Trenden indikten sonra benim planıma göre taksiyle gidecektim. İntenetteki verilere göre Havaalanı ile Pendik arası sadece 14 kilometreydi. Bende bu bilgiye çok güvenerek takiciye sordum "Buradan havaalanı ne kadar tutar?" diye oda "23-25 falan tutar." dedi. Bende yaptığım hesaplar göre 17,85 tutacağındana o zaman taksimetreyi açalım dedim. (Zaten pazarlık edemem birde böyle bi şey dedim)Neyse gittik gittik havaalanına geldiğimizde arabadan 20 ytl verip ayrılmıştım.
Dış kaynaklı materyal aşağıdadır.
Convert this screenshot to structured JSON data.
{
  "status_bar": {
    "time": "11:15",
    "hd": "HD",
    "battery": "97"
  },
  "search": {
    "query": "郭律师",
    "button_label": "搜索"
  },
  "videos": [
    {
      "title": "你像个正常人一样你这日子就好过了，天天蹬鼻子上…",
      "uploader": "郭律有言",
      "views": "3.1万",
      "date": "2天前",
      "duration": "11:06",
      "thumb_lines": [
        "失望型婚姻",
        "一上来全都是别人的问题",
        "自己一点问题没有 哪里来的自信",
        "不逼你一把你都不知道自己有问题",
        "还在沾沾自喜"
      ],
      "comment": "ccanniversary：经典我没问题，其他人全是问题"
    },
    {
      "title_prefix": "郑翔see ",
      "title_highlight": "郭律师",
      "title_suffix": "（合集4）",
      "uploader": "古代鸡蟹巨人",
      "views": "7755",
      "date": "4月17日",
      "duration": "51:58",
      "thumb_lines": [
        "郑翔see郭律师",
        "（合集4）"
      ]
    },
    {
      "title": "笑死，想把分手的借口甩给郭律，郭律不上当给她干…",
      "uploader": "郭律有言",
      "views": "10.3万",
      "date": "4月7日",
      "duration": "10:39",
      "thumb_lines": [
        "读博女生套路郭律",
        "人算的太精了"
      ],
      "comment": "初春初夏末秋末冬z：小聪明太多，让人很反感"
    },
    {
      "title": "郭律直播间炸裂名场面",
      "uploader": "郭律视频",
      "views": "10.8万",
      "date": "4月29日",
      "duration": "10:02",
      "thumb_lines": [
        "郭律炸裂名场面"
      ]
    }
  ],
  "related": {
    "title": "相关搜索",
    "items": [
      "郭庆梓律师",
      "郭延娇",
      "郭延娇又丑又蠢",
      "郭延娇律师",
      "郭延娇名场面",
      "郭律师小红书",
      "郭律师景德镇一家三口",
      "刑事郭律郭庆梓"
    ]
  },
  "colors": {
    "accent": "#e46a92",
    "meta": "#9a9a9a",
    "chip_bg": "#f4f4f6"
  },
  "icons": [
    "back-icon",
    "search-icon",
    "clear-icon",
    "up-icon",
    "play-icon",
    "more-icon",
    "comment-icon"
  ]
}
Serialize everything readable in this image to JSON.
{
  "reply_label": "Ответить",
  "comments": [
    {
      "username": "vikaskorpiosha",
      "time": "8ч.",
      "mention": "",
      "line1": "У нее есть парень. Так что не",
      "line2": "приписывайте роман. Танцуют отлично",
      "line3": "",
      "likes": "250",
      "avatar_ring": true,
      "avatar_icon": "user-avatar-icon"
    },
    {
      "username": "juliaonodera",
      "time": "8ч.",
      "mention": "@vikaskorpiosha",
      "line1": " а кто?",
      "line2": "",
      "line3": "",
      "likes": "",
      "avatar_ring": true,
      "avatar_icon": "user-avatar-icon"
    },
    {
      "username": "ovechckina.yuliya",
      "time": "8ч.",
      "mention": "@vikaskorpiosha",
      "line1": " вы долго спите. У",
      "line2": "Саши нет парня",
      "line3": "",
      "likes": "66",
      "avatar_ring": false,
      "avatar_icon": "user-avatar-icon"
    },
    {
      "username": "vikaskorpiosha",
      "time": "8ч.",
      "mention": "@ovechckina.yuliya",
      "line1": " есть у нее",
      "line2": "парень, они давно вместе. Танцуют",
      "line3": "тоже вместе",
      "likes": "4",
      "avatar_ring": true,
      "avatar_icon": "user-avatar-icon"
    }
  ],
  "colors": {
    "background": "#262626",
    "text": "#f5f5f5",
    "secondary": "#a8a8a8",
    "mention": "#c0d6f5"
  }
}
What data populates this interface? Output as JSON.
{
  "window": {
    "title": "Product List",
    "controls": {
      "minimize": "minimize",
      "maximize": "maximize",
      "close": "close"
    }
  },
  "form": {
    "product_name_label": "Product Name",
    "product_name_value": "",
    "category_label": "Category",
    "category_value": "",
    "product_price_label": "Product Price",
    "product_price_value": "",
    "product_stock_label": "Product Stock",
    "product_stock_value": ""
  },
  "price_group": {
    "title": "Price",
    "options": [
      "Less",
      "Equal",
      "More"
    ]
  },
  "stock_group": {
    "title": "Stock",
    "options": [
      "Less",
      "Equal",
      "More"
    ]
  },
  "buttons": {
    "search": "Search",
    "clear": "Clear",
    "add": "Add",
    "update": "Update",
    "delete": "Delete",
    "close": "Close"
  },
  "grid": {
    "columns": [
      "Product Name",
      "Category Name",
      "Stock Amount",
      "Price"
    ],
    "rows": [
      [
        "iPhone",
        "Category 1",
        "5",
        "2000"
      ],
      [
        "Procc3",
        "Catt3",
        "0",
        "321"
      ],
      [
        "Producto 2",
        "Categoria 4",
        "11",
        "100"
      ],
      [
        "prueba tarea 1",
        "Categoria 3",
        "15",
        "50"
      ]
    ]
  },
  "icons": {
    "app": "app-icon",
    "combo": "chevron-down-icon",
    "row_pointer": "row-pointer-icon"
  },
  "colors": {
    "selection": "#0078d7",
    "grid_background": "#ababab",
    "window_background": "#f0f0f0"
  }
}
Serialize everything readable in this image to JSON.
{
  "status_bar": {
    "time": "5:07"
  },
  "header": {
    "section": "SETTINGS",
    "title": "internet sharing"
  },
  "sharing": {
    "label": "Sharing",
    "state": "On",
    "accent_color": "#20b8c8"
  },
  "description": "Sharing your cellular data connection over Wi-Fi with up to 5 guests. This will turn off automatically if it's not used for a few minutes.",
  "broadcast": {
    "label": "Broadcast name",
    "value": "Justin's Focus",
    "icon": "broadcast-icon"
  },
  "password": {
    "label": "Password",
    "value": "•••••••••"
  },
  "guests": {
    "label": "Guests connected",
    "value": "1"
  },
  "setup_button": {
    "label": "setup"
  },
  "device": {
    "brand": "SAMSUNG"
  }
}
İkinci kısım ise bekleme kısmıydı. Önce mevkimi aldım mp3 çalarımın kulaklığını kulağıma takıp Ata Demirer'in Tek Kişilik Dev Kadro oyununu dinledim tabiiki daha çok vakit vardı. Bir de Cem Yılmaz'ın gösterisini dinliyordum ama canım sıkılınca Pinhani'nin şarkılarını dinlemeye başladım. İşte bu sırada "Stuttgart'tan gelen (kaç sefer sayılı olduğunu hatırlayamıyorum) uçak piste inmiştir" anonsunu duyunca birden irkildim. Zaten camın hemen yanındaki bankta oturuyordum önümdeki cama yapışmış insanlardan sıyrılarak uçağa baktım. Uçak benim olduğum bölüme değilde diğer bölüme doğru yanaşıyordu. Bende pılımı pırtımı toplayarak heme diğer bölüme gittim. Camın önü oğlunu, kızını bekleyen anne babalarla doluydu. Herkes "aha aha indi indi" diyerek camın önünden ayrılıp yolcuların çıktıkları yere doğru gidiyorlardı. Yolcuları gidecekleri yere götüren otobüsler kapılarını kapatırken ben abimi hala görememiştim. Biraz hayalkırılığıyla bekleme bölümüne gittim. O anda aklıma Alex'in Türkiye'ye indiği an aklıma gelmişti. Aklımda oynuyordum Alex çıkıyor kapıdan bir sürü basın mensubu arkadaş fotoğraf falan çekiyor havaalanın doldurmuş GFBli arkadalşar Alex için tezahurat edyorlar. Neyse bu hayal ortamından çıkıp abimi gerçek düntada beklemeye başaladım. Birer birer yolcular çıkıp sevdiklerine kavuşurken bir an şüpheye düştüm abim ya çıkmazsa diye ama çok saçmaydı nasıl çıkmasın tabii uçağı kaçırma ihtimalini saymazsak.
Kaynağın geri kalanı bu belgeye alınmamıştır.